In a world where ‘wellness’ has come to mean offensively expensive ‘detox’ cleanses and energy crystals -- the secret to a healthy and happy life is inordinately simple: sleep well, eat well and move well.

While an all-juice cleanse or detox tea may have psychological benefits in the form of a placebo self care effect, there’s little evidence to suggest that many of today’s wellness fads actually work. Getting enough sleep, exercising regularly and eating a well balanced diet may not get you as many Instagram likes as that gluten-free, dairy-free, sugar-free brownie you just posted -- but true wellness lies in consistency over trends, and in balance over extremes.

But there may just be a surprising secret to wellness. A new book by Columbia University psychiatrist Kelli Harding suggests there may be a missing piece essential to the wellness puzzle.

We all know genetics and lifestyle, particularly exercise and diet, play a crucial role in enabling a healthy and happy life - hence the ‘sleep well, eat well and move well’ wellness mantra. But back in the 1970s, a study on a group of genetically identical rabbits revealed that there may be more to wellness.

These identical rabbits were given the same unhealthy, high-fat diet to see how it affected their hearts. Scientists noticed that some of the rabbits were doing surprisingly well despite their very unhealthy diet. Genes couldn’t be the factor - they were identical.

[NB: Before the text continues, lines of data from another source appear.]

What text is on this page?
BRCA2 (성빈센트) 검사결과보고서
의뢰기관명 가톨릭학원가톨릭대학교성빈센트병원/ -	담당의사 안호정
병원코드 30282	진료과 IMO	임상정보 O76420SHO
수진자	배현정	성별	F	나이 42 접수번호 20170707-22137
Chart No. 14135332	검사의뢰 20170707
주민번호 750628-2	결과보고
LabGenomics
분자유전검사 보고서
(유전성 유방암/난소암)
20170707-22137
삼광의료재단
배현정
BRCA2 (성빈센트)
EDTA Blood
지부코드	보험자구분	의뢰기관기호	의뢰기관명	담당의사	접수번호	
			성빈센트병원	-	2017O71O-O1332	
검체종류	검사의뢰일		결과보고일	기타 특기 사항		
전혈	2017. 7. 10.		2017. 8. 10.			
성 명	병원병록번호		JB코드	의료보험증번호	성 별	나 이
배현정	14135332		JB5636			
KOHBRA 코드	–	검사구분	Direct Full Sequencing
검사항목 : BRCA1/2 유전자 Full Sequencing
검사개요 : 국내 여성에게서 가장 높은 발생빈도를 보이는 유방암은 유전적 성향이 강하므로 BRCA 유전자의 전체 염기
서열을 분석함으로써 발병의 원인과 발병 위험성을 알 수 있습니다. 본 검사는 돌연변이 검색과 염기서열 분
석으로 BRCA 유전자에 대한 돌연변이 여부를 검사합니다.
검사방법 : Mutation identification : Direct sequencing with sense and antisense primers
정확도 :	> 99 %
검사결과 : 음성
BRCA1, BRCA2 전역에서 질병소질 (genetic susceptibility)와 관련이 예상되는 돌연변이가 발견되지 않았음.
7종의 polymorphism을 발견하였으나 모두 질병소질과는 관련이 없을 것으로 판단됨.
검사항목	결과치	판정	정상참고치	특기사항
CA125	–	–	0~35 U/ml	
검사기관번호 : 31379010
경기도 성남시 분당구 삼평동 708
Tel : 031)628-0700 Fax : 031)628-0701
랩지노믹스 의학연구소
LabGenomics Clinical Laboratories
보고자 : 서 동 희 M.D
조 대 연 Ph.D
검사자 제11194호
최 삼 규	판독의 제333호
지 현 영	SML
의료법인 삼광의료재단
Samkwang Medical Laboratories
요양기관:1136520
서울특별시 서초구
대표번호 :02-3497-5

So what was it? "They looked around and realized what was different about that one group is that there was a researcher that wasn't just giving the rabbits kibbles. She was actually picking them up. She was petting them. She was talking to them. She was giving them love and kindness," Harding said in an interview.

Her book - on the underappreciated role of kindness in wellness - is titled the ‘Rabbit Effect’

There seems to be truth in this … the key to a healthy and happy life has a lot to do with whether the world metaphorically cuddles you with love or hands you kibbles through a caged door.

"We spend a fortune on medical care … but we're not getting the health results we want ... it's probably because we're really doubling down on the medical care and not investing in our social world the way that we could," Harding says.

Several studies have shown that friendships contribute to a longer and healthier life. Good relationships have a big impact on your health, which in turn can extend your life - and these solid friendships might have more of an impact on longevity and health than even diet or exercise.

Good relationships are characterised by kindness and support - all tying into the ‘rabbit effect’. "The hug you give your child or your spouse when you walk out the door makes a difference, and not only with them. There's this really exciting science of epigenetics and telomere research that shows that loving actions actually change our physiology," Harding says (as quoted by Inc).

And this element of kindness extends beyond your personal life into the workplace. "Studies have shown that the strongest predictor of a man's death from heart disease isn't cholesterol or blood pressure. It's his job," Harding says. "Everyone knows it's important to have a good doctor, but it's also important to have a good manager."

The thing with kindness is that you get what you give … and that’s possibly the most important piece of the wellness puzzle.

If you’re seeking wellness, detox tea and organic kombucha will only get you so far. You’re better off learning to be kind, and building solid relationships underpinned by that kindness.